Émile Zola

Émile Zola

French · 1840 to 1902

Born Émile Édouard Charles Antoine Zola on April 2, 1840, in Paris to a Venetian-born engineer who designed the Zola Dam at Aix-en-Provence and a French mother, he lost his father at seven and was raised on a meagre pension in Provence, where he formed a lifelong friendship with the young Paul Cézanne. Returning to Paris, he failed his baccalauréat twice, worked as a clerk in a shipping firm, and joined the publisher Hachette, where he wrote literary and political journalism that did not hide his contempt for Napoleon III. Hachette dismissed him after the sordid autobiographical novel La Confession de Claude (1865) drew police attention. Thérèse Raquin (1867), a grim study of adultery and remorse, announced naturalism in the French novel. From 1871 he gave himself to Les Rougon-Macquart, a twenty-volume natural and social history of a family under the Second Empire, traced from peasant Plassans into mine, market, brothel, and battlefield.

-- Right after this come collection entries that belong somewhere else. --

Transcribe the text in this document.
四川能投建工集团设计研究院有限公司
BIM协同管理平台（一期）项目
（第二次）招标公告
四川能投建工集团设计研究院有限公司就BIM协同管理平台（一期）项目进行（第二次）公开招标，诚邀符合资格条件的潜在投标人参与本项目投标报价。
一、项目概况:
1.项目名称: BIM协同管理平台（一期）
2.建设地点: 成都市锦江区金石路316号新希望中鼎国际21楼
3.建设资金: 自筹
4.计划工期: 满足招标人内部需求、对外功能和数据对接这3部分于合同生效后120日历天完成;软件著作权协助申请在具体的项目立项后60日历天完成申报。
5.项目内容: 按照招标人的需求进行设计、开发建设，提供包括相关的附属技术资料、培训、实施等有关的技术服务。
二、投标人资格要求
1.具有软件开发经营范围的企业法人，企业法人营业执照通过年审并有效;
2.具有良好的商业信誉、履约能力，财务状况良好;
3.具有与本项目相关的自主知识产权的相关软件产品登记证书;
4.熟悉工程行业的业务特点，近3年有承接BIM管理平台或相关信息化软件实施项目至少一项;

L'Assommoir (1877) made him wealthy. Nana (1880), Germinal (1885), and La Bête humaine (1890) followed. He wrote every day for thirty years under the motto nulla dies sine linea, no day without a line. On January 13, 1898, he published J'accuse on the front page of L'Aurore, his open letter to the President of the Republic exposing the army's frame-up of the Jewish officer Alfred Dreyfus. He was convicted of libel and fled to a year in England. He died at home in Paris on the night of September 28, 1902, asphyxiated by a blocked chimney, aged sixty-two. The roofer responsible, decades later, confessed to a friend that he had done it for the army.